Obtain the MAC address in C Code



  • Hi All,

    As per the title can anyone assist with a method of obtaining the Onions MAC address using C code?

    Kind Regards,
    UFD



  • @UFD
    One of the first Google results for "C linux get MAC": https://stackoverflow.com/a/6767517/5296568

    Either cross-compile the program or compile locally. No special flags needed

    getmac.c

    #include <sys/types.h>
    #include <sys/socket.h>
    #include <sys/ioctl.h>
    #include <net/if.h>
    #include <stdio.h>
    #include <string.h>
    
    void mac_eth0(unsigned char MAC_str[13])
    {
        #define HWADDR_len 6
        int s,i;
        struct ifreq ifr;
        s = socket(AF_INET, SOCK_DGRAM, 0);
        strcpy(ifr.ifr_name, "br-wlan");
        ioctl(s, SIOCGIFHWADDR, &ifr);
        for (i=0; i<HWADDR_len; i++)
            sprintf(&MAC_str[i*2],"%02X",((unsigned char*)ifr.ifr_hwaddr.sa_data)[i]);
        MAC_str[12]='\0';
    }
    
    int main(int argc, char *argv[])
    {
        unsigned char mac[13];
    
        mac_eth0(mac);
        puts(mac);
    
        return 0;
    }
    
    root@Omega-17FD:~# gcc -o getmac getmac.c
    root@Omega-17FD:~# ./getmac
    40A36BC117FF
    

    Notice how the printed MAC on the Onion does not match the output of the program. That's because the sticker is actually wrong - although my sticker reads MAC: 40A36BC117FD, the MAC returned by ifconfig is actually 40:A3:6B:C1:17:FF for br-wlan0 and 42:A3:6B:01:17:FD for apcli0.

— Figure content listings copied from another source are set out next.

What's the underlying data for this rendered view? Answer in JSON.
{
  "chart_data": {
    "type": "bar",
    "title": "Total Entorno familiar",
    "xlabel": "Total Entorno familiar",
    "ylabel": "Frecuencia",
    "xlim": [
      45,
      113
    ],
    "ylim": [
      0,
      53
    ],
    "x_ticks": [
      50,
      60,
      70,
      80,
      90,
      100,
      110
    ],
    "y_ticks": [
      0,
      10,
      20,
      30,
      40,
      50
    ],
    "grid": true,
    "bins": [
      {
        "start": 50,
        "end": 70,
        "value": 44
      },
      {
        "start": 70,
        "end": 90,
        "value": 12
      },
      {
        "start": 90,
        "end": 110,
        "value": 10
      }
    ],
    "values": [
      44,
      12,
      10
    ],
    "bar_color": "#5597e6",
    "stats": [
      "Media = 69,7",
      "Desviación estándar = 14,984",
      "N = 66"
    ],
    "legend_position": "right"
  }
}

  • @Maximilian-Gerhardt said in Obtain the MAC address in C Code:

    Notice how the printed MAC on the Onion does not match the output of the program. That's because the sticker is actually wrong

    The sticker probably isn't wrong. The board has two network interfaces, and as a result it has two MAC addresses.

    They're related by a simple numerical substitution rule in one of the startup scripts.

    is actually 40:A3:6B:C1:17:FF for br-wlan0

    The above is the formally assigned address

    and 42:A3:6B:01:17:FD for apcli0

    Whiel that is a self-assigned address derived from the above via a substitution rule. Note the "2" in the first octet, which indicates it is a "locally administered" (vs unique-in-the-world) MAC address.

    As for why the lowest octet in br-wlan0 is FF and not FD as assigned, that might be some sort of bug or odd decision in the startup code - seems like it wouldn't be a sequencing mistake at the factory, or the locally administered address would show it too.

    If you poke around in the first few MTD partitions you can probably find what is actually saved in the flash chip.



  • Thanks @Maximilian-Gerhardt

    I just changed "br-wlan" to "ra0" as this interface has a MAC value consistent with the sticker.